The reason for the issue is changing location of the files responsible for ASRM. Files responsible for Acronis Startup recovery Manager are the following:

* \Program Files\Common Files\Acronis\TrueImageHome\kernel.dat

* \Program Files\Common Files\Acronis\TrueImageHome\ramdisk.dat

In order to solve the issue you should fix MBR.

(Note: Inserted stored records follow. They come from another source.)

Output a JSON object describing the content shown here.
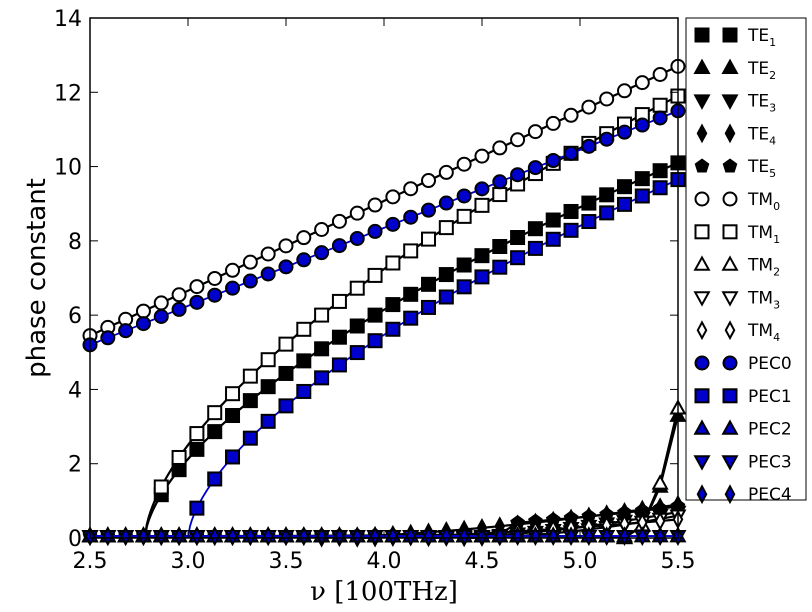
{
  "chart_data": {
    "type": "line",
    "title": "",
    "xlabel": "ν [100THz]",
    "ylabel": "phase constant",
    "xlim": [
      2.5,
      5.5
    ],
    "ylim": [
      0,
      14
    ],
    "xticks": [
      "2.5",
      "3.0",
      "3.5",
      "4.0",
      "4.5",
      "5.0",
      "5.5"
    ],
    "yticks": [
      "0",
      "2",
      "4",
      "6",
      "8",
      "10",
      "12",
      "14"
    ],
    "grid": false,
    "legend_position": "outside-right",
    "x_sample_start": 2.5,
    "x_sample_step": 0.0909,
    "colors": {
      "black": "#000000",
      "pec_fill": "#0000cc",
      "pec_line": "#0000cc",
      "open_fill": "#ffffff"
    },
    "series": [
      {
        "name": "TE",
        "sub": "1",
        "marker": "square",
        "style": "black",
        "start": 2.78,
        "end": 10.1
      },
      {
        "name": "TE",
        "sub": "2",
        "marker": "triangle-up",
        "style": "black",
        "start": 5.22,
        "end": 3.3,
        "curve": 2.2
      },
      {
        "name": "TE",
        "sub": "3",
        "marker": "triangle-down",
        "style": "black",
        "start": 4.2,
        "end": 0.7,
        "curve": 1.8
      },
      {
        "name": "TE",
        "sub": "4",
        "marker": "diamond",
        "style": "black",
        "start": 3.6,
        "end": 0.9,
        "curve": 1.6
      },
      {
        "name": "TE",
        "sub": "5",
        "marker": "pentagon",
        "style": "black",
        "start": 2.5,
        "end": 0.8,
        "curve": 2.5,
        "zero": true
      },
      {
        "name": "TM",
        "sub": "0",
        "marker": "circle",
        "style": "open",
        "start": 2.5,
        "start_value": 5.45,
        "end": 12.7
      },
      {
        "name": "TM",
        "sub": "1",
        "marker": "square",
        "style": "open",
        "start": 2.78,
        "end": 11.9
      },
      {
        "name": "TM",
        "sub": "2",
        "marker": "triangle-up",
        "style": "open",
        "start": 5.22,
        "end": 3.5,
        "curve": 2.2
      },
      {
        "name": "TM",
        "sub": "3",
        "marker": "triangle-down",
        "style": "open",
        "start": 4.4,
        "end": 0.6,
        "curve": 1.8
      },
      {
        "name": "TM",
        "sub": "4",
        "marker": "diamond",
        "style": "open",
        "start": 3.8,
        "end": 0.5,
        "curve": 1.6
      },
      {
        "name": "PEC0",
        "sub": "",
        "marker": "circle",
        "style": "pec",
        "start": 2.5,
        "start_value": 5.2,
        "end": 11.5
      },
      {
        "name": "PEC1",
        "sub": "",
        "marker": "square",
        "style": "pec",
        "start": 3.0,
        "end": 9.65
      },
      {
        "name": "PEC2",
        "sub": "",
        "marker": "triangle-up",
        "style": "pec",
        "start": 2.5,
        "end": 0.0,
        "zero": true
      },
      {
        "name": "PEC3",
        "sub": "",
        "marker": "triangle-down",
        "style": "pec",
        "start": 2.5,
        "end": 0.0,
        "zero": true
      },
      {
        "name": "PEC4",
        "sub": "",
        "marker": "diamond",
        "style": "pec",
        "start": 2.5,
        "end": 0.0,
        "zero": true
      }
    ]
  }
}
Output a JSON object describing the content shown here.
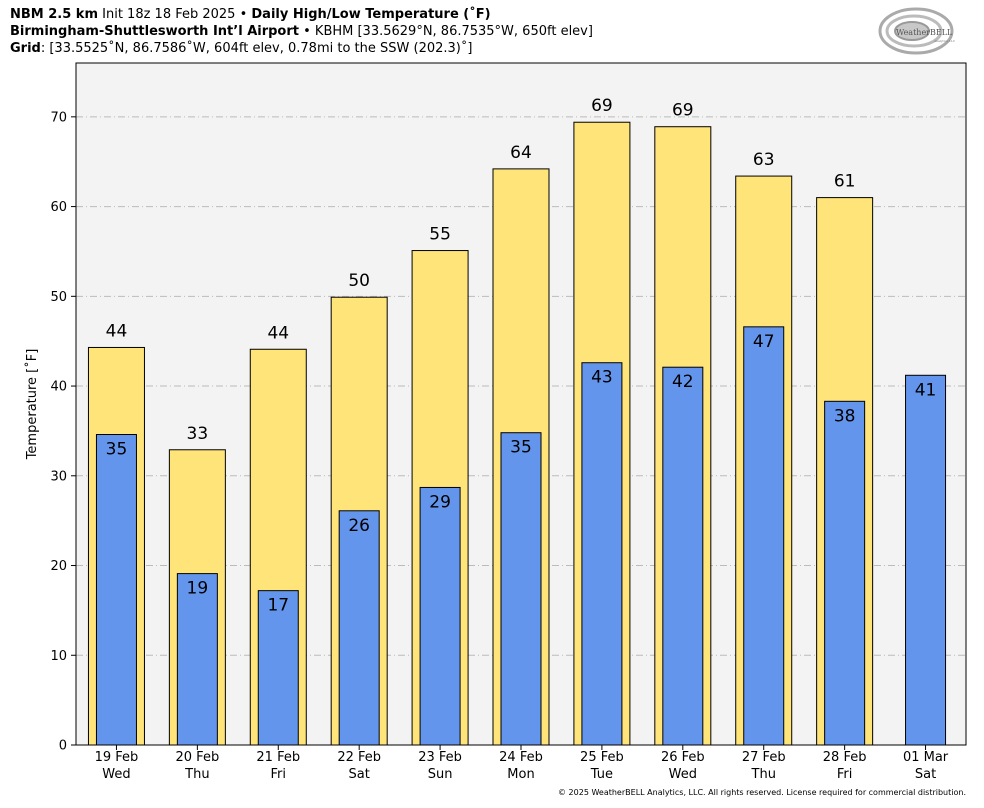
{
  "header": {
    "line1_bold1": "NBM 2.5 km",
    "line1_text": " Init 18z 18 Feb 2025 • ",
    "line1_bold2": "Daily High/Low Temperature (˚F)",
    "line2_bold": "Birmingham-Shuttlesworth Int’l Airport",
    "line2_text": " • KBHM [33.5629°N, 86.7535°W, 650ft elev]",
    "line3_bold": "Grid",
    "line3_text": ": [33.5525˚N, 86.7586˚W, 604ft elev, 0.78mi to the SSW (202.3)˚]"
  },
  "logo": {
    "text_main": "WeatherBELL",
    "text_sub": "Analytics LLC",
    "icon": "swirl-logo-icon"
  },
  "footer": "© 2025 WeatherBELL Analytics, LLC. All rights reserved. License required for commercial distribution.",
  "colors": {
    "high": "#FFE47A",
    "low": "#6495ED",
    "plot_bg": "#F3F3F3",
    "grid": "#BBBBBB"
  },
  "chart_data": {
    "type": "bar",
    "title": "Daily High/Low Temperature (˚F)",
    "xlabel": "",
    "ylabel": "Temperature [˚F]",
    "ylim": [
      0,
      76
    ],
    "yticks": [
      0,
      10,
      20,
      30,
      40,
      50,
      60,
      70
    ],
    "grid": true,
    "categories": [
      {
        "date": "19 Feb",
        "day": "Wed"
      },
      {
        "date": "20 Feb",
        "day": "Thu"
      },
      {
        "date": "21 Feb",
        "day": "Fri"
      },
      {
        "date": "22 Feb",
        "day": "Sat"
      },
      {
        "date": "23 Feb",
        "day": "Sun"
      },
      {
        "date": "24 Feb",
        "day": "Mon"
      },
      {
        "date": "25 Feb",
        "day": "Tue"
      },
      {
        "date": "26 Feb",
        "day": "Wed"
      },
      {
        "date": "27 Feb",
        "day": "Thu"
      },
      {
        "date": "28 Feb",
        "day": "Fri"
      },
      {
        "date": "01 Mar",
        "day": "Sat"
      }
    ],
    "series": [
      {
        "name": "High",
        "values": [
          44.3,
          32.9,
          44.1,
          49.9,
          55.1,
          64.2,
          69.4,
          68.9,
          63.4,
          61.0,
          null
        ],
        "labels": [
          "44",
          "33",
          "44",
          "50",
          "55",
          "64",
          "69",
          "69",
          "63",
          "61",
          null
        ]
      },
      {
        "name": "Low",
        "values": [
          34.6,
          19.1,
          17.2,
          26.1,
          28.7,
          34.8,
          42.6,
          42.1,
          46.6,
          38.3,
          41.2
        ],
        "labels": [
          "35",
          "19",
          "17",
          "26",
          "29",
          "35",
          "43",
          "42",
          "47",
          "38",
          "41"
        ]
      }
    ]
  }
}
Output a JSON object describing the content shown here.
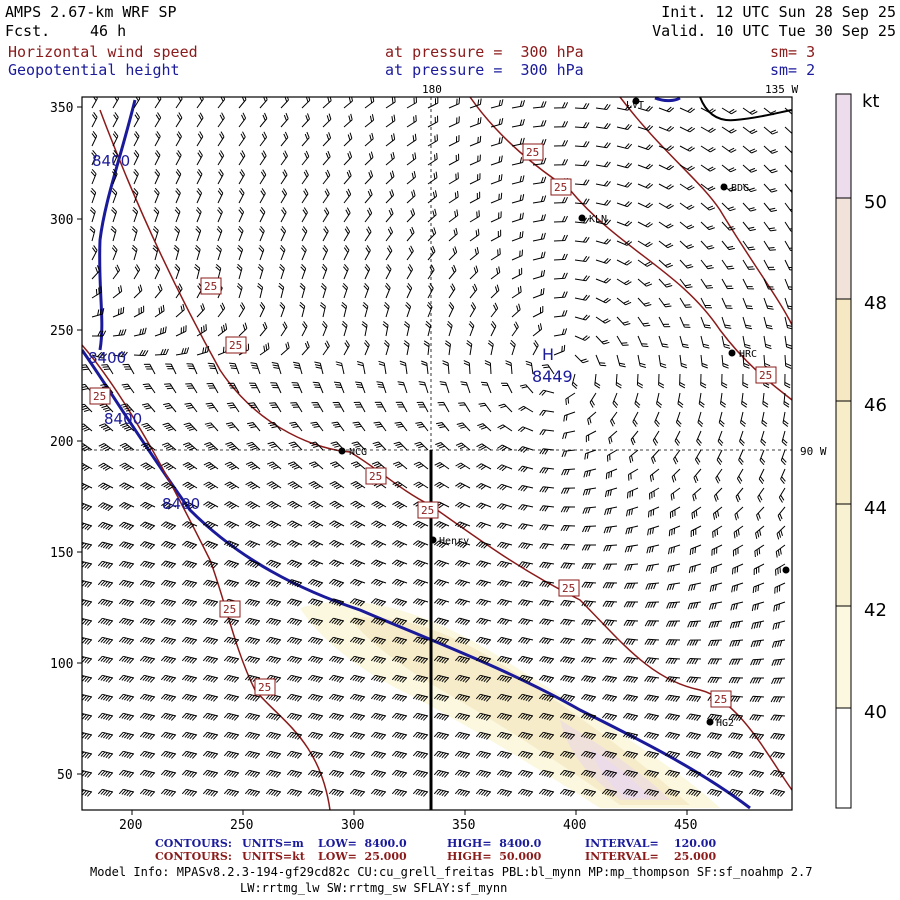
{
  "header": {
    "title": "AMPS 2.67-km WRF SP",
    "fcst_label": "Fcst.",
    "fcst_value": "46 h",
    "init": "Init. 12 UTC Sun 28 Sep 25",
    "valid": "Valid. 10 UTC Tue 30 Sep 25",
    "field1": "Horizontal wind speed",
    "field1_level": "at pressure =  300 hPa",
    "field1_sm": "sm= 3",
    "field2": "Geopotential height",
    "field2_level": "at pressure =  300 hPa",
    "field2_sm": "sm= 2"
  },
  "colors": {
    "wind_contour": "#8b1a1a",
    "height_contour": "#1a1a9a",
    "shade_40": "#fbf8df",
    "shade_42": "#f7edc8",
    "shade_44": "#f5e8c2",
    "shade_46": "#f1e2da",
    "shade_48": "#eddceb"
  },
  "map": {
    "x_ticks": [
      "200",
      "250",
      "300",
      "350",
      "400",
      "450"
    ],
    "y_ticks": [
      "350",
      "300",
      "250",
      "200",
      "150",
      "100",
      "50"
    ],
    "top_labels": [
      "180",
      "135 W"
    ],
    "right_label": "90 W",
    "high_label": "H",
    "high_value": "8449",
    "height_labels": [
      "8400",
      "8400",
      "8400",
      "8400"
    ],
    "wind_label": "25",
    "stations": [
      "LVT",
      "BDG",
      "KLN",
      "HRC",
      "NCG",
      "Henry",
      "HG2"
    ]
  },
  "colorbar": {
    "unit": "kt",
    "ticks": [
      "50",
      "48",
      "46",
      "44",
      "42",
      "40"
    ]
  },
  "footer": {
    "c1_label": "CONTOURS:",
    "c1_units": "UNITS=m",
    "c1_low": "LOW=  8400.0",
    "c1_high": "HIGH=  8400.0",
    "c1_interval": "INTERVAL=    120.00",
    "c2_label": "CONTOURS:",
    "c2_units": "UNITS=kt",
    "c2_low": "LOW=  25.000",
    "c2_high": "HIGH=  50.000",
    "c2_interval": "INTERVAL=    25.000",
    "model_info": "Model Info: MPASv8.2.3-194-gf29cd82c CU:cu_grell_freitas PBL:bl_mynn MP:mp_thompson SF:sf_noahmp 2.7",
    "model_info2": "LW:rrtmg_lw SW:rrtmg_sw SFLAY:sf_mynn"
  }
}
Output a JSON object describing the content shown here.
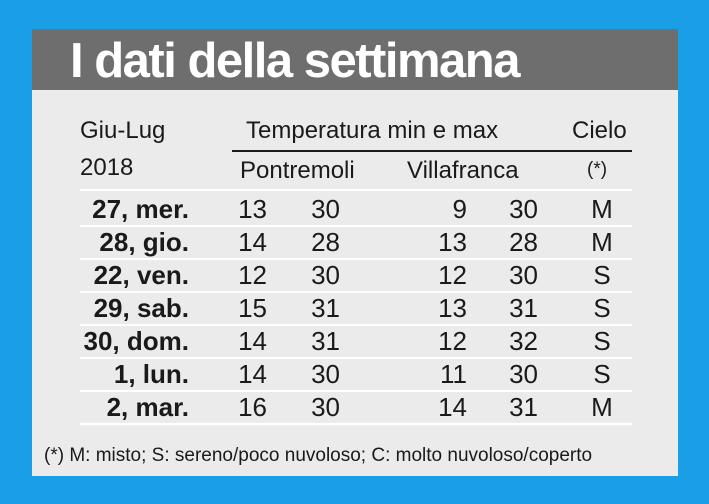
{
  "title": "I dati della settimana",
  "header": {
    "period": "Giu-Lug",
    "temperature": "Temperatura min e max",
    "sky": "Cielo",
    "year": "2018",
    "city1": "Pontremoli",
    "city2": "Villafranca",
    "sky_note_mark": "(*)"
  },
  "rows": [
    {
      "date": "27, mer.",
      "p_min": "13",
      "p_max": "30",
      "v_min": "9",
      "v_max": "30",
      "sky": "M"
    },
    {
      "date": "28, gio.",
      "p_min": "14",
      "p_max": "28",
      "v_min": "13",
      "v_max": "28",
      "sky": "M"
    },
    {
      "date": "22, ven.",
      "p_min": "12",
      "p_max": "30",
      "v_min": "12",
      "v_max": "30",
      "sky": "S"
    },
    {
      "date": "29, sab.",
      "p_min": "15",
      "p_max": "31",
      "v_min": "13",
      "v_max": "31",
      "sky": "S"
    },
    {
      "date": "30, dom.",
      "p_min": "14",
      "p_max": "31",
      "v_min": "12",
      "v_max": "32",
      "sky": "S"
    },
    {
      "date": "1, lun.",
      "p_min": "14",
      "p_max": "30",
      "v_min": "11",
      "v_max": "30",
      "sky": "S"
    },
    {
      "date": "2, mar.",
      "p_min": "16",
      "p_max": "30",
      "v_min": "14",
      "v_max": "31",
      "sky": "M"
    }
  ],
  "footnote": "(*) M: misto; S: sereno/poco nuvoloso; C: molto nuvoloso/coperto",
  "colors": {
    "background": "#1a9ee6",
    "title_bar": "#6e6e6e",
    "card": "#ebebeb",
    "text": "#1a1a1a"
  }
}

Insert Win 7 installation DVD and boot from DVD drive. While in some older systems you may have to change boot order through system BIOS, most newer systems allow booting from DVD without changing boot order by simply clicking on any key when prompted to doing so.

Choose your default "Language", "Time", and "keyboard Input" on the first window and click next.

You're now presented with 3 choices. Click on "Repair Your Computer" to gain access to the System Recovery window. Now choose "Command Prompt" in order to run the desired utility which is called "bootsect.exe". Bootsect is located inside the boot folder so change your directory to boot. Now run "bootsect /nt60 C:\" if you had Win 7 initially installed in the C partition. Alternatively, you can run "bootsect /nt60 SYS" or "bootsect /nt60 ALL" to repair the system partition or all partitions. Eject the DVD, and restart computer. Your computer should now boot Win 7 again.

Dmitry:

There have been a few other posts on here recently about this topic. Isn't this issue a design oversight in TI 2010? Most people defragment their system partition, and if the act of defragmenting will break the ASRM, then this was overlooked by your software engineers.

They need to come up with an absolute-sector independent boot mechanism for the ASRM. Most boot managers in use today (ntldr, bootmgr, GRUB, etc) are capable of locating a file by file name instead of by absolute sector. You need to do likewise.